Radiohead ve Thom Yorke’un müzik dünyasındaki etkilerini anlatmaya ne hacet! Sadece müzikal anlamda da değil üstelik, onun kurumlarını da etkileyecek bir kapasiteden bahsediyorum.
Birçok düzeyde bu ikilinin, müzisyenler üzerindeki etkileri mevcut, bunu da anlatmaya ne hacet! Sadece bazıları çok baskın, bazıları daha ince dokunuşlarla. Hepsi bu! İnce dokunuşlara aşinayız da, bu etkiler çok baskın olduğunda, bir şaşırmıyoruz da değil. Geçtiğimiz günlerde Josin’i dinlerken, aslında listemde çok sayıda “aşırı Radiohead etkileri” içeren grup/müzisyen olduğunu fark ettim. Bu grupların Spotify’da dinlenme oranlarının düşüklüğünü görünce ise oldukça da şaşırdım açıkçası. Sonrasında en iyisi bu grupları ben bir yazayım dedim.
Josin
Opera sanatçısı Alman Baba’dan ve Koreli Anne’den doğan Josin, geçtiğimiz yıllarda çıkardığı debut albümü hiç ses getirmeyenlerden. Ancak günümüz dünyasında bu gibi durumlara artık aşina olduğumuz da gün gibi açık. Bugün çoğu iyi müzisyen kendini ifade etme sıkıntısı yaşarken, diplerde kalıyor.
Josin de diplerde kalan iyi müzisyenlerden bir tanesi. Kendisinin müziğini tarif etmek gerekirse Thom Yorke’un yan projeleri ve Radiohead’in Amnesiac döneminin çok baskın bir şekilde hissedildiğini söyleyebilirim. Bunun yanı sıra, nasıl bir ses aralığı varsa Josin’in, ortaya koyduğu eserlerde “Bu Thom değil mi abi?” derken buluyorsunuz kendinizi. Sakin elektronik altyapılarla alternatif bir Thom Yorke sesi arayanlar için Josin hiç kuşkusuz doğru bir adreslerden biri.
Zola Blood
Zola Blood 2014 yılında kurulan bir grup. Gariptir ki; grubun spotify istatistiklerine göre en çok dinlediği üçüncü şehir olarak İstanbul görünüyor. Ancak grubu bunca zaman maalesef İstanbul’da dinleme fırsatı edinemedik.
Zola Blood, Josin kadar diplerde kalan bir proje değil. Grup ilk EP’sini 2014 yılında çıkarmış. 2016 yılında ise “Infinite Games” adlı ilk albümlerini çıkarıyor.

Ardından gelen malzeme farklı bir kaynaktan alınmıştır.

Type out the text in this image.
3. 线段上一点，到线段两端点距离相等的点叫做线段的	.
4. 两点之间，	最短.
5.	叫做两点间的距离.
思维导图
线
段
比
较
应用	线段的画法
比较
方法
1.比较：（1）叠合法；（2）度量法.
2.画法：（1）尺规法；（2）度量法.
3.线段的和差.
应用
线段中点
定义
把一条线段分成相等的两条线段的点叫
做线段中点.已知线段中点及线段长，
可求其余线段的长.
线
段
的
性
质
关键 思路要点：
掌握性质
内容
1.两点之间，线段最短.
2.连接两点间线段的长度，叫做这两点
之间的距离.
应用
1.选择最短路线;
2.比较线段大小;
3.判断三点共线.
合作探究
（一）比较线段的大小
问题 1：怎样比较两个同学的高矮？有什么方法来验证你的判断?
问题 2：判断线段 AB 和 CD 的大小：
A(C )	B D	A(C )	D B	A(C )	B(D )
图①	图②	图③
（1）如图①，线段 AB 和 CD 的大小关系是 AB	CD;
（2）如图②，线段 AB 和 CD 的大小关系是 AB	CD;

Özellikle Radiohead’in In Rainbows döneminin halet-i ruhiyesini andıran bu albüm, gerek vokalin Thom Yorke ağdalı vokalleri gerekse de güçlü elektronik altyapılarıyla ön plana çıkıyor. Atmosferik bir müzik arayanlar için Zola Blood oldukça ideal. Bir de Radiohead Türkiye’ye gelmiyorsa, en azından Zola Blood’ı Türkiye’de dinleyebiliriz. Bence oldukça uygun.
Kiev
Muhtemelen artık hayatta olmayan bir grup Kiev çünkü kısa bir araştırmaya grup hakkında hiçbir bilgiye erişemedim. Sadece Wikipedia’da grubun adıyla ironik bir şekilde Amerika çıkışlı olduğunu öğrendim. Bundan sonrasını onlar düşünsün! Ben elimden geleni yaptım.

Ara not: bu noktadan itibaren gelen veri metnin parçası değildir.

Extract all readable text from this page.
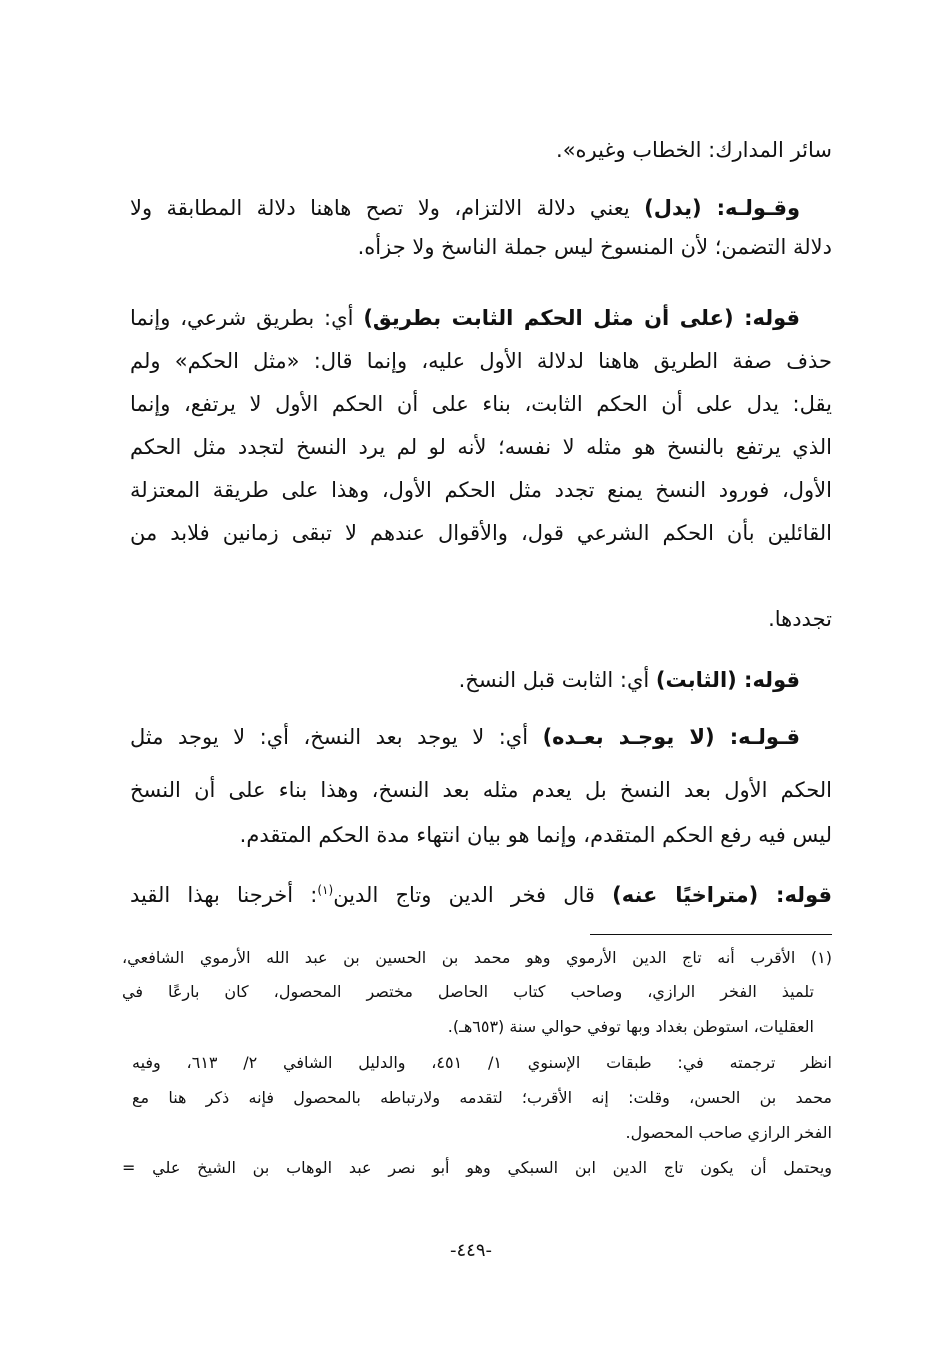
سائر المدارك: الخطاب وغيره».
وقـولـه: (يدل) يعني دلالة الالتزام، ولا تصح هاهنا دلالة المطابقة ولا
دلالة التضمن؛ لأن المنسوخ ليس جملة الناسخ ولا جزأه.
قوله: (على أن مثل الحكم الثابت بطريق) أي: بطريق شرعي، وإنما
حذف صفة الطريق هاهنا لدلالة الأول عليه، وإنما قال: «مثل الحكم» ولم
يقل: يدل على أن الحكم الثابت، بناء على أن الحكم الأول لا يرتفع، وإنما
الذي يرتفع بالنسخ هو مثله لا نفسه؛ لأنه لو لم يرد النسخ لتجدد مثل الحكم
الأول، فورود النسخ يمنع تجدد مثل الحكم الأول، وهذا على طريقة المعتزلة
القائلين بأن الحكم الشرعي قول، والأقوال عندهم لا تبقى زمانين فلابد من
تجددها.
قوله: (الثابت) أي: الثابت قبل النسخ.
قـولـه: (لا يوجـد بعـده) أي: لا يوجد بعد النسخ، أي: لا يوجد مثل
الحكم الأول بعد النسخ بل يعدم مثله بعد النسخ، وهذا بناء على أن النسخ
ليس فيه رفع الحكم المتقدم، وإنما هو بيان انتهاء مدة الحكم المتقدم.
قوله: (متراخيًا عنه) قال فخر الدين وتاج الدين$^{(١)}$: أخرجنا بهذا القيد
(١) الأقرب أنه تاج الدين الأرموي وهو محمد بن الحسين بن عبد الله الأرموي الشافعي،
تلميذ الفخر الرازي، وصاحب كتاب الحاصل مختصر المحصول، كان بارعًا في
العقليات، استوطن بغداد وبها توفي حوالي سنة (٦٥٣هـ).
انظر ترجمته في: طبقات الإسنوي ١/ ٤٥١، والدليل الشافي ٢/ ٦١٣، وفيه
محمد بن الحسن، وقلت: إنه الأقرب؛ لتقدمه ولارتباطه بالمحصول فإنه ذكر هنا مع
الفخر الرازي صاحب المحصول.
ويحتمل أن يكون تاج الدين ابن السبكي وهو أبو نصر عبد الوهاب بن الشيخ علي =
-٤٤٩-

Kiev de Radiohead’in izinde yürüyen gruplardan. Elektronik altyapılardan ziyade, enstrüman seslerinin daha baskın olduğu Kiev, Radiohead’in Amnesiac dönemini andırıyor. Kuşkusuz bu andırışta, metronom daha hızlı, rock tınıları ise biraz daha baskın. Grubun müziğinde klavye soloları ve saksafon kullanımı da mevcut. Özellikle saksafon grubun melodik yanını öne çıkarmış, ve oldukça da iyi bir hava kattığını söyleyebilirim.
Gariptir, artık hayatta olmayan bu grubun da en çok dinlediği 5. şehir de İstanbul. Bu duruma en az onlar kadar şaşıran bir kişi varsa, kuşkusuz o da benim.
The Envy Corps
Iowa’dan bu yazıya arz-ı endam eden The Envy Corps, Radiohead’in daha çok OK Computer dönemini andırmakta. Biraz antemik, yer yer New Order’ın ritmik hassasiyetlerine, yer yerse 90’ların shoegaze işlerine andıran sound’u ile farklılaşan grubun müziğine, fake Thom Yorke gırtlağı eklediğimizde ortaya çıkan iş The Envy Corps oluyor.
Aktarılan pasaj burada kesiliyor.